The Adventures of Peter Cottontail: The Bedtime Story-Books
Thornton W. Burgess
Hardcover
(Little, Brown, and Company, March 15, 1925)
Thornton Waldo Burgess (1874 - 1965). Born in Massachusetts, he was a conservationist and author of children's stories. He loved the beauty of nature and its living creatures so much that he wrote about them for 50 years. By retirement, he had written more than 170 books and 15,000 stories for daily columns in newspapers.He was the son of Caroline F. Haywood and Thornton W. Burgess Sr., a direct descendant of Thomas Burgess, one of the first settlers of Sandwich, Massachusetts, in 1637. Thornton W. Burgess, Sr., died the same year his son was born, and the young Thornton Burgess was brought up by his mother in Sandwich. They lived in humble circumstances with relatives. As a youth he worked year round in order to earn money. Some of his jobs included tending cows, picking trailing arbutus or berries, shipping water lilies from local ponds, selling candy and trapping muskrats. William C. Chipman, one of his employers, lived on Discovery Hill Road, a wildlife habitat of woodland and wetland. This habitat became the setting of many of Thornton's stories in which he refers to Smiling Pool and the Old Briar Patch. He briefly attended a business college in Boston but disliked studying business and wanted to write. He moved to Springfield, Massachusetts, where he took a job as an editorial assistant at the Phelps Publishing Company.
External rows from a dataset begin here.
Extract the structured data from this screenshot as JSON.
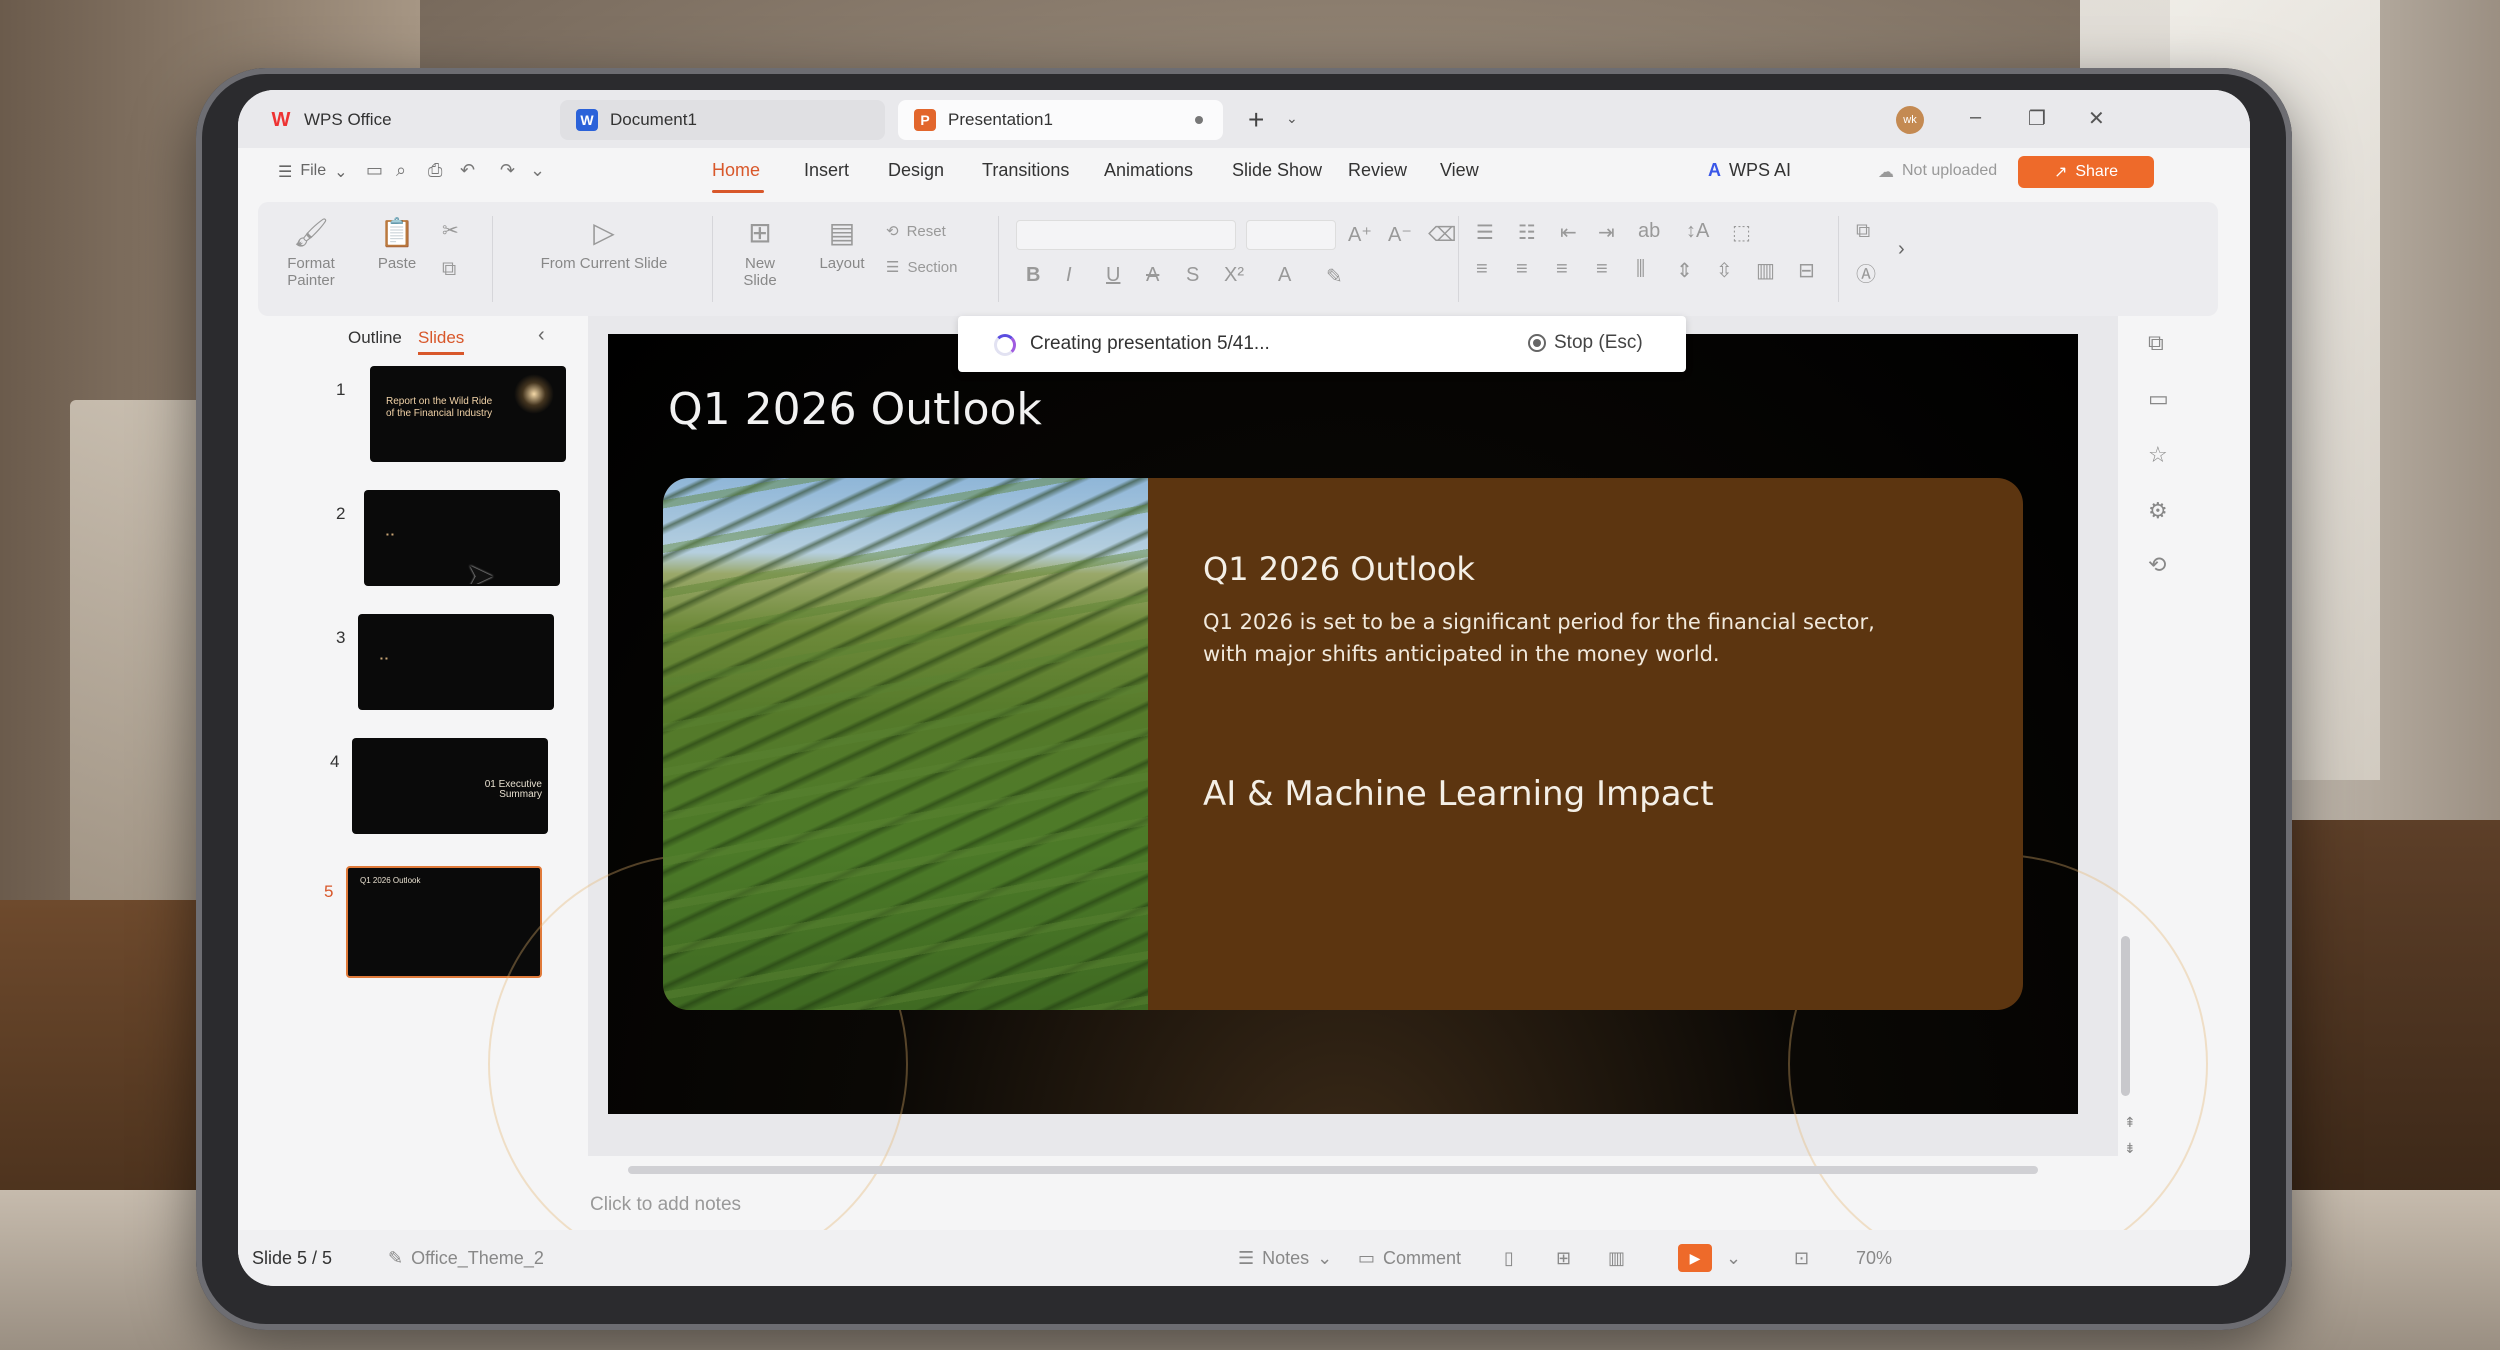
{
  "tabs": {
    "app": "WPS Office",
    "doc": "Document1",
    "ppt": "Presentation1",
    "avatar_text": "wk"
  },
  "menu": {
    "file": "File",
    "items": [
      "Home",
      "Insert",
      "Design",
      "Transitions",
      "Animations",
      "Slide Show",
      "Review",
      "View"
    ],
    "active": "Home",
    "wps_ai": "WPS AI",
    "not_uploaded": "Not uploaded",
    "share": "Share"
  },
  "ribbon": {
    "format_painter": "Format Painter",
    "paste": "Paste",
    "from_current_slide": "From Current Slide",
    "new_slide": "New Slide",
    "layout": "Layout",
    "reset": "Reset",
    "section": "Section"
  },
  "panel": {
    "outline": "Outline",
    "slides": "Slides",
    "thumbnails": [
      {
        "num": "1",
        "text": "Report on the Wild Ride of the Financial Industry"
      },
      {
        "num": "2",
        "text": ""
      },
      {
        "num": "3",
        "text": ""
      },
      {
        "num": "4",
        "text": "01 Executive Summary"
      },
      {
        "num": "5",
        "text": "Q1 2026 Outlook"
      }
    ],
    "active_slide": 5
  },
  "toast": {
    "message": "Creating presentation 5/41...",
    "stop": "Stop (Esc)"
  },
  "slide": {
    "title": "Q1 2026 Outlook",
    "card_heading": "Q1 2026 Outlook",
    "card_body": "Q1 2026 is set to be a significant period for the financial sector, with major shifts anticipated in the money world.",
    "card_sub": "AI & Machine Learning Impact"
  },
  "notes_placeholder": "Click to add notes",
  "status": {
    "slide": "Slide 5 / 5",
    "theme": "Office_Theme_2",
    "notes": "Notes",
    "comment": "Comment",
    "zoom": "70%"
  },
  "colors": {
    "accent": "#d8572a",
    "share": "#ee6a2a",
    "card": "#5c3510"
  }
}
His first stories were written under the pen name "W.B. Thornton." He married in 1905, but his wife died only a year later, leaving him to raise their son alone. It is said that he began writing bedtime stories to entertain his young son. He remarried in 1911; his wife Fannie had two children by a previous marriage. They bought a home in Hampden, Massachusetts, and this became his permanent residence in 1957. He returned often to Sandwich, which he claimed as his birthplace and spiritual home. Many of his childhood experiences and the people he knew there influenced his interest, and were the impetus for his concern for wildlife.